The district also would need fewer buses if it discontinued some bus routes for children who live within a mile and a half of school and don't face hazardous walking conditions, he said. Hanna suggested that seven current bus routes, collectively carrying 330 students, probably wouldn't meet the threshold for hazardous routes.
Those are policy questions the School Board will have to wrestle with, first in its Policy Committee. The state is planning to repeal its regulations that tell districts how to set up bus routes. Districts will have to come up with their own standards.
"There's a lot of variables that will play into it," Jeans of the education department said. "Districts will take a closer look into how they're routing these buses. If they eliminate one or two buses, that's savings they can use to offset inflation, or whatever."

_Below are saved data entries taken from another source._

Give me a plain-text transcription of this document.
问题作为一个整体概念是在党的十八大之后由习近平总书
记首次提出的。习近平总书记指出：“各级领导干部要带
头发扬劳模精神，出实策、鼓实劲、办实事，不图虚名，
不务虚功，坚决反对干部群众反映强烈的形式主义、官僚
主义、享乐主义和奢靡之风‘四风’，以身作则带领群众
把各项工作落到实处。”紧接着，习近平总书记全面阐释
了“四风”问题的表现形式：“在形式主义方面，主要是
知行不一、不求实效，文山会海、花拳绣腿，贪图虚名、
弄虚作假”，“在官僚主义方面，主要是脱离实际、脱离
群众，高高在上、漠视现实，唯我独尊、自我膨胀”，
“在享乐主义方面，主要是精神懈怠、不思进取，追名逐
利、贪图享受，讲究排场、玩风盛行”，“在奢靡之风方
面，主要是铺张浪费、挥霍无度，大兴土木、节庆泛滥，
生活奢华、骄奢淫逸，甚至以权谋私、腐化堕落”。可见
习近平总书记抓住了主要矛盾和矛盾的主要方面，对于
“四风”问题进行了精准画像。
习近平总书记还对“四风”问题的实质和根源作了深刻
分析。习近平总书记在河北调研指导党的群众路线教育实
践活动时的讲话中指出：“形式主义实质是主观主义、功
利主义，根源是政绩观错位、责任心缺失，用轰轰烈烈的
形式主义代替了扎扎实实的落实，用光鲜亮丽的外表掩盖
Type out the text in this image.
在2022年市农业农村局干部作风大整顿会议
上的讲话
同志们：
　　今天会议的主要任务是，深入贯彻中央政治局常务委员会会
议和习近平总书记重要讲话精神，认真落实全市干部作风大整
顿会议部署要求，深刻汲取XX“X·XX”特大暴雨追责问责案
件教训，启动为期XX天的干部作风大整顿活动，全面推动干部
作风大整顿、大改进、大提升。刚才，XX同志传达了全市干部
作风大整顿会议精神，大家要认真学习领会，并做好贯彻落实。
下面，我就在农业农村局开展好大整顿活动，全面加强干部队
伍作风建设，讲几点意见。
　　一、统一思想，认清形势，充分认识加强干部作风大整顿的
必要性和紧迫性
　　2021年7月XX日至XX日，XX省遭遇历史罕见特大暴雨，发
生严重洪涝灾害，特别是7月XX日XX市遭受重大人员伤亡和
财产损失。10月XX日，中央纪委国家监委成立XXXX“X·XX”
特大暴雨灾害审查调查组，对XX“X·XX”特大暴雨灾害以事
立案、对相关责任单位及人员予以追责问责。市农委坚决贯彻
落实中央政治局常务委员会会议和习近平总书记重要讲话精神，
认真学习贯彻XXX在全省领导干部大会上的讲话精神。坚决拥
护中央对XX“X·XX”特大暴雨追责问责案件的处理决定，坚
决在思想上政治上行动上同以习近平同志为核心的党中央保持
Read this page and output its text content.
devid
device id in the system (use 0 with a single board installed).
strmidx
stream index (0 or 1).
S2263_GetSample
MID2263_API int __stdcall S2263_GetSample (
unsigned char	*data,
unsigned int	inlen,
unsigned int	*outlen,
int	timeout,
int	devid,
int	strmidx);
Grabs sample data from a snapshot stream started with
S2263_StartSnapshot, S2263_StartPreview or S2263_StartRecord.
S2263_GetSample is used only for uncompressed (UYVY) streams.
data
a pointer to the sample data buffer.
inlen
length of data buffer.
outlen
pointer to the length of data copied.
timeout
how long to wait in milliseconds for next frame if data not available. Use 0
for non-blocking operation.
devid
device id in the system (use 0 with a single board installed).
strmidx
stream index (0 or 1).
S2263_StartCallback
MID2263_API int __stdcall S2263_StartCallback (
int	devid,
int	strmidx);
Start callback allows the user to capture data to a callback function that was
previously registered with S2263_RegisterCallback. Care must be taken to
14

Among the basic questions are the minimum number of students that a bus route must have, and how far from school children must live to be eligible for a bus route, said Superintendent Peggy Cowan.
The district also would have to establish criteria for designating when walking conditions are so unsafe that buses should be provided even if children live near a school.
The Anchorage School District, for example, has set up a committee composed of government officials, school district officials and parents to decide each spring what routes are hazardous.
Only about a third of Juneau's roughly 5,200 students ride school buses, Hanna said. Ridership varies considerably among the schools, ranging from just one-seventh of Floyd Dryden Middle School students to half of Dzantik'i Heeni Middle School students.
But all students and many parents, some of whom drive their children to school, will be affected by the new transportation policies if they lead to new starting and ending times for schools.
One of Hanna's scenarios for consideration has three schools starting at 8 a.m., three at 8:30 and three at 9:15. Another scenario would start five schools at 8, three at 8:45, and Juneau-Douglas High School at 9:45. A third plan shows two schools starting at 8, three at 8:30 and four at 9:15.
Schools now start between 8 and 9.
Eric Fry can be reached at firstname.lastname@example.org.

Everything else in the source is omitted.